Boy Scouts, jamborees and the shaping of a life

Published 12:23 pm Saturday, July 29, 2017

by Andrew Book

Almost exactly 20 years ago, I found myself part of a troop of boys from the Atlanta area arriving at Fort A.P. Hill, Virginia, for the 1997 National Jamboree. Thirty-six thousand fourteen other Scouts joined me for a week and-a-half, which involved keeping the neatest campsite I’ve ever had, a lot of walking and Boy Scout activities of all sorts. I have quite a few memories from the 1997 Boy Scout Jamboree, but none of them include the presidential visit.

It turns out that President William Jefferson Clinton was also at the 1997 Jamboree. I know this because a friend whom I shared the Jamboree with told me. I went from there to look it up and, sure enough, President Clinton was there and he gave a speech. A speech that I, as an impressionable 17-year old boy, undoubtedly heard and was shaped by for years to come.

Except that I wasn’t.

I have no memory of President Clinton or anything he said.

My time as a Boy Scout shaped me deeply in ways that I couldn’t unpack if I tried. Growing up as a Tiger Cub, then as a Cub Scout, then as a Boy Scout, and finally earning the rank of Eagle Scout is a part of my story that is woven so deeply into the fabric of my childhood that I could no more pick out the ways Scouting has shaped me than I could separate the influence of my different family members or teachers. I have not been actively involved in scouting for many years, but I find the points of the scout law running through the back of my mind like the message on a computer screensaver: “Trustworthy, loyal, helpful, friendly, courteous, kind, obedient, cheerful, thrifty, brave, CLEAN (one of my troopmates always shouted that one, so it is fixed in my head that way) and reverent.” I am an Eagle Scout more deeply than I realize, and what President Clinton had to say to me on July 30, 1997, did not merit so much as a footnote in my life as a Boy Scout.
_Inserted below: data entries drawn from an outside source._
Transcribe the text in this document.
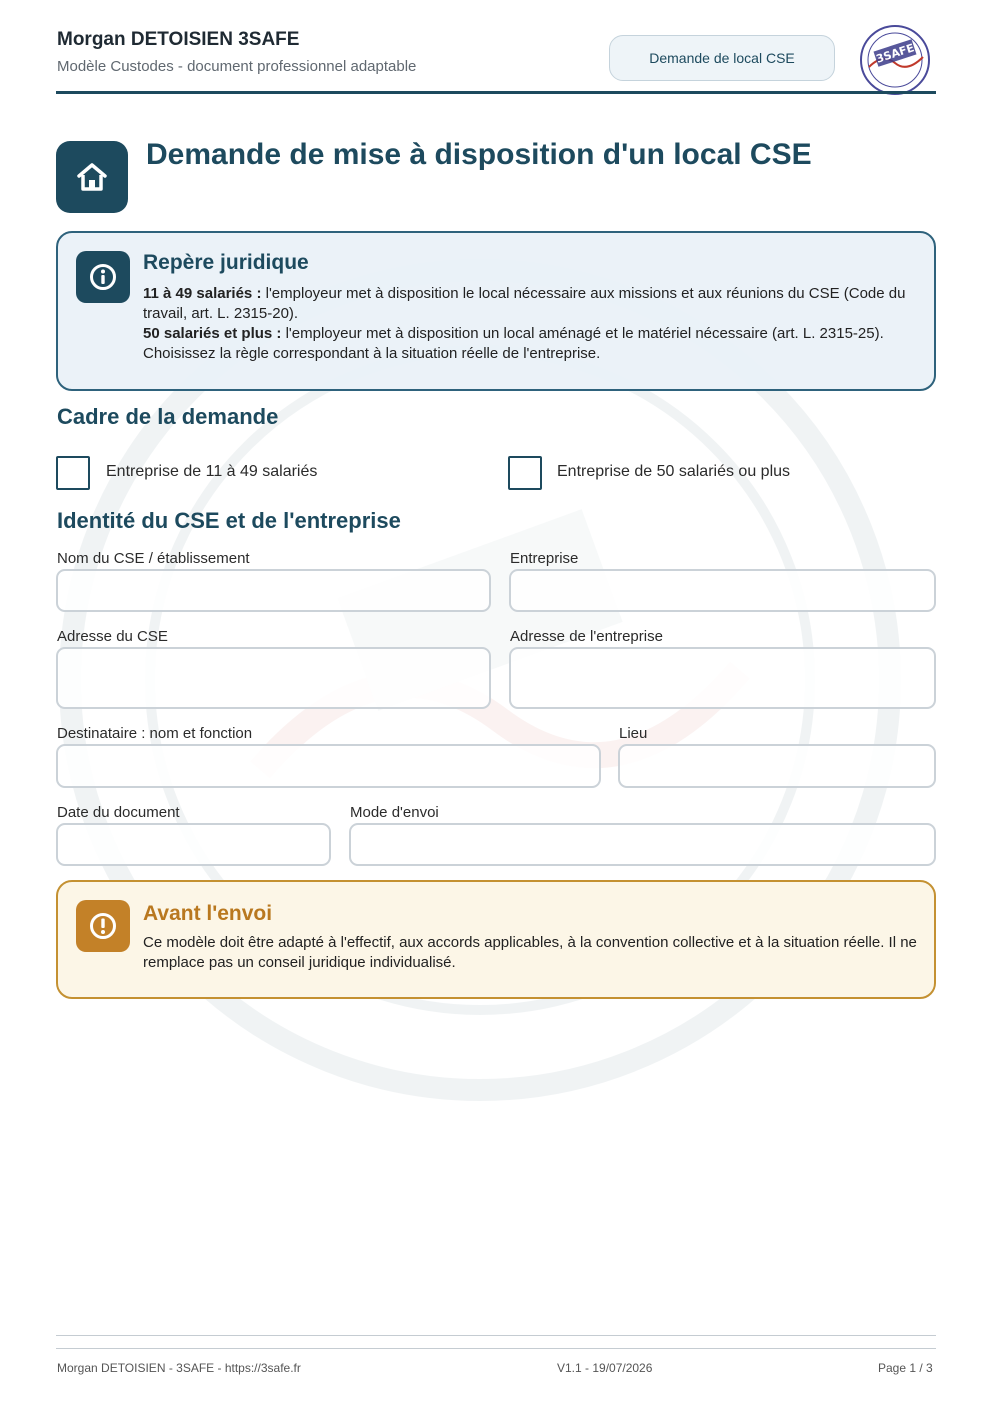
Morgan DETOISIEN 3SAFE
Modèle Custodes - document professionnel adaptable	Demande de local CSE	3SAFE
Demande de mise à disposition d'un local CSE
Repère juridique
11 à 49 salariés : l'employeur met à disposition le local nécessaire aux missions et aux réunions du CSE (Code du travail, art. L. 2315-20).
50 salariés et plus : l'employeur met à disposition un local aménagé et le matériel nécessaire (art. L. 2315-25).
Choisissez la règle correspondant à la situation réelle de l'entreprise.
Cadre de la demande
Entreprise de 11 à 49 salariés	Entreprise de 50 salariés ou plus
Identité du CSE et de l'entreprise
Nom du CSE / établissement	Entreprise
Adresse du CSE	Adresse de l'entreprise
Destinataire : nom et fonction	Lieu
Date du document	Mode d'envoi
Avant l'envoi
Ce modèle doit être adapté à l'effectif, aux accords applicables, à la convention collective et à la situation réelle. Il ne remplace pas un conseil juridique individualisé.
Morgan DETOISIEN - 3SAFE - https://3safe.fr	V1.1 - 19/07/2026	Page 1 / 3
There were, however, many others whose involvement in Scouting shaped me deeply. Men and women (including both of my parents at different times) who invested untold hours in planning programs, events, trainings and meetings. These people spent their weekends with preteen boys around a campfire or canoeing a river with someone just learning to hold a paddle rather than enjoying “adult” activities. They learned how to tie knots so they could teach us, challenged us and pushed us to live by the Scout law, motto and oath, and rearranged their lives so that Cub Scout Pack 6 and Boy Scout Troop 18 could exist and thrive. Those are the people who shaped my life as a Boy Scout.
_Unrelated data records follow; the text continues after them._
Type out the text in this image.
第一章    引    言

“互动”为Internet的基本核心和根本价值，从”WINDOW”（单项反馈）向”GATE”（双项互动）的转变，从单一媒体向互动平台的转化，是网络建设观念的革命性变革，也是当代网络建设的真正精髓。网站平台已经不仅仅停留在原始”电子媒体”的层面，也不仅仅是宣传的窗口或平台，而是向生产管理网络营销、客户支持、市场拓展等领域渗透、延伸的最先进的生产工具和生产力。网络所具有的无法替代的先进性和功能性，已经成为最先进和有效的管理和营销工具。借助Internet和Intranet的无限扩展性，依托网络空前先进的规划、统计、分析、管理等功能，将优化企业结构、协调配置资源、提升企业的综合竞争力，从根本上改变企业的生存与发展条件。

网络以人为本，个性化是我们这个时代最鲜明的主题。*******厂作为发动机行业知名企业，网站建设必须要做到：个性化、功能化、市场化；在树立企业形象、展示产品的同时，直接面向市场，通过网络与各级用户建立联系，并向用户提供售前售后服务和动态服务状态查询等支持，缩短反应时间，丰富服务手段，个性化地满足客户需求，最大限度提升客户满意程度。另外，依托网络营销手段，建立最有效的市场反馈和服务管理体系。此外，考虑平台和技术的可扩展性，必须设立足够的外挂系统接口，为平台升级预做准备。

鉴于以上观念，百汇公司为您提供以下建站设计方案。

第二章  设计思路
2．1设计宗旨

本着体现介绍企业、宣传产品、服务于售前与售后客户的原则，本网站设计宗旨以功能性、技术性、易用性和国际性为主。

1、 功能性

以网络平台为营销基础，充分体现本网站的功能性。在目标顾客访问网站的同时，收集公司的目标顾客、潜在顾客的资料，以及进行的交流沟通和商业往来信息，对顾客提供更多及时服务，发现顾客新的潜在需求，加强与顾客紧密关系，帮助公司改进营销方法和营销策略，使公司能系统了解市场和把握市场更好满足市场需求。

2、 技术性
Recently, I found out that one of those people, David Grant, died. Mr. Grant (I don’t think I could ever call him “David.”) was the Scoutmaster for our large troop for several years. His work as Scoutmaster required extensive time and effort in everything from organizing trips to planning meetings and running board of reviews (those meetings where scouts present their work to achieve merit badges and advance in rank.) I have no doubt that the job was a burden at times, but he made sure that Troop 18 could happen so that I and many of my peers could have Scouting woven into the fabric of our being. I was not able to attend Mr. Grant’s memorial service, but all the Scouts in attendance were invited to wear their uniforms as a way of recognizing the connection we shared. It would take some work for me to find (and fit into) my Scout uniform, but you can believe I would have worn it if I had been in town.

Over the last week, everyone has suddenly become concerned about the situation of Boy Scouts in the nation today. I share the sentiment with those who found this week’s speech at the 2017 Boy Scout Jamboree to be utterly inappropriate. However, to those who are worried about the impact of a speech I can tell you with confidence: one speech does not make a Scout. Boy Scouts are made by men and women like David Grant who give up their time and energy week after week, year after year, in the slow work of helping to shape the lives of boys. So, if you are as concerned about our nation’s Boy Scouts as the nation suddenly appears to be, I have a website for you:

I can speak on behalf of all Boy Scouts to say we would love to help you redirect your concern in a way that will impact lives for years to come.

As a pastor, I give speeches (we call them sermons) every week. I fervently hope and pray that those speeches will change lives, but the reality is that the vast majority of life change in every part of life (whether it is the church, Boy Scouts, or anywhere else) comes when we invest our lives in other people. If you want to see a change, invest your life in someone else!